즉, 본 발명은, 기존 음소를 기본 분석 단위로 하여 구성이 단순하면서도 음소를 여러 개로 묶어 이를 기본 분석 단위로 함에 따라 단어를 기본 분석 단위로 하는 정도의 수준으로 식별성이 높아져 토픽 검출 오류가 감소되는 바, 기존 단어를 기본 분석 단위로 하는 토픽 검출장치와 기존 음소를 기본 분석 단위로 하는 토픽 검출장치의 장점만이 취합되어 단순한 구성에 토픽 검출 오류가 적은 최적의 효율성을 발휘한다.That is, according to the present invention, as the basic analysis unit is used as a basic analysis unit, the composition is simple, but the phoneme is bundled into several basic analysis units, and as a basic analysis unit, the identification is increased to the level of the word as the basic analysis unit, thereby reducing the topic detection error As a result, only the advantages of the topic detection apparatus using the existing word as the basic analysis unit and the topic detection apparatus using the existing phoneme as the basic analysis unit are combined to achieve the optimum efficiency with a simple configuration and less topic detection error.

이러한, 본 발명은 또, 한정된 수의 음소를 N개씩 통합함에 따라 표현 가능한 정보의 패턴이 다양해져서 토픽의 수가 많은 멀티미디어환경에서 각 토픽의 특성을 제대로 표현할 수 있다. 또한, N개의 음소가 핵심어의 음소 배치 패턴정보를 가지므로 보다 직관성이 있다.As described above, according to the present invention, a limited number of phonemes are integrated by N, so that the pattern of information that can be expressed is diversified to properly express the characteristics of each topic in a multimedia environment having a large number of topics. In addition, since N phonemes have phoneme arrangement pattern information of key words, they are more intuitive.

Claims

In the topic detection apparatus of the speech recognition system,

A phoneme recognizer to recognize phonemes from input voice data;

A key string detector for detecting and combining N phonemes recognized by the phoneme recognizer by integrating them into basic analysis units;

For the basic analysis unit detected by the key string detector, the probability of appearing in the topic data of the training data in which the basic analysis unit is stored in advance is calculated, and the suitability for each topic is determined based on the calculated appearance probabilities to give a score. Topic Comparators,

And a topic detector configured to detect and output a topic having a predetermined threshold value or more among the topics assigned a score by the topic comparator.
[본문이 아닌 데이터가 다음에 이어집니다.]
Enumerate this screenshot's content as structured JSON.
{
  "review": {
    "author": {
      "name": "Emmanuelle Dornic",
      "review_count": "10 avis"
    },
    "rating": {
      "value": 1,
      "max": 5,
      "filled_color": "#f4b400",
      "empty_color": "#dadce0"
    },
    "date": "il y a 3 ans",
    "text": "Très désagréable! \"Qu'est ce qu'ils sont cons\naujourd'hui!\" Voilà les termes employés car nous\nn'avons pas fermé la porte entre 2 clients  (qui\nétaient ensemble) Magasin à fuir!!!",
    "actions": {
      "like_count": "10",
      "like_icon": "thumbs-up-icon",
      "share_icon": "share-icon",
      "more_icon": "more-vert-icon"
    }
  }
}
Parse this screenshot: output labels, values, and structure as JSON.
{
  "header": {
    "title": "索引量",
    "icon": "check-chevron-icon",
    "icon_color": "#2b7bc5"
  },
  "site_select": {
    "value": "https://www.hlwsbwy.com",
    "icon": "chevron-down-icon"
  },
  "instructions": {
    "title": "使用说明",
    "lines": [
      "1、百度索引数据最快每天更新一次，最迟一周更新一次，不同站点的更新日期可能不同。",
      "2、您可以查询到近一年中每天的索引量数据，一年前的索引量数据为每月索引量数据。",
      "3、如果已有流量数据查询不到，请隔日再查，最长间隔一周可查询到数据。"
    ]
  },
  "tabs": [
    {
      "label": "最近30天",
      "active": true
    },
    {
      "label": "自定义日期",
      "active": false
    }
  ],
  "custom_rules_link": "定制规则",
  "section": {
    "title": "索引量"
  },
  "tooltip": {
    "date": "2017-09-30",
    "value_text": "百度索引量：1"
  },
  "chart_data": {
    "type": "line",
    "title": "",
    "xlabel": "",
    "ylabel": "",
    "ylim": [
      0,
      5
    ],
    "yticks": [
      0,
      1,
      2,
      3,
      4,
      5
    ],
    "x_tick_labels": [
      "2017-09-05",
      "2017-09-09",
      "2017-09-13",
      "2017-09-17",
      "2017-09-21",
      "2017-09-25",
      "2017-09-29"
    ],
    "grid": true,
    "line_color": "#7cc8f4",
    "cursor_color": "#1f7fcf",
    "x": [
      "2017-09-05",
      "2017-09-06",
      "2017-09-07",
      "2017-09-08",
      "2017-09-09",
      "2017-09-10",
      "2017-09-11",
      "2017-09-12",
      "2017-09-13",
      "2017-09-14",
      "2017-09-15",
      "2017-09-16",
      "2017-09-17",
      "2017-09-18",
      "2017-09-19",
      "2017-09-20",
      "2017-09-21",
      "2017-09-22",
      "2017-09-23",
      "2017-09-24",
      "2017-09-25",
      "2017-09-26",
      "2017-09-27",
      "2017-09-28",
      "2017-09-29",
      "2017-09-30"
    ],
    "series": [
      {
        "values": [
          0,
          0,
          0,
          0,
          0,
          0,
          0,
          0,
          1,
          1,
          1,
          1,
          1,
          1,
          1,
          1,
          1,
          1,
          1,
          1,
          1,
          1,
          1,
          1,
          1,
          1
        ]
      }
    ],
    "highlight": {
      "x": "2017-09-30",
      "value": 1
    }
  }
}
In the topic detection method of the speech recognition system,

A phoneme recognition step of recognizing phonemes in the input voice data;

An N key string detection step of detecting the phoneme by combining the recognized phonemes by N and integrating them into a basic analysis unit;

For the basic analysis unit detected in the N-key string detection step, a probability of appearing in the topic data of the training data in which the basic analysis unit is stored in advance is calculated, and the suitability for each topic is determined based on the calculated appearance probability to obtain a score. Topic comparison step to give,

And a topic detecting step of detecting and outputting a topic having a predetermined threshold value or more among the topics to which the score is assigned by the topic comparison step.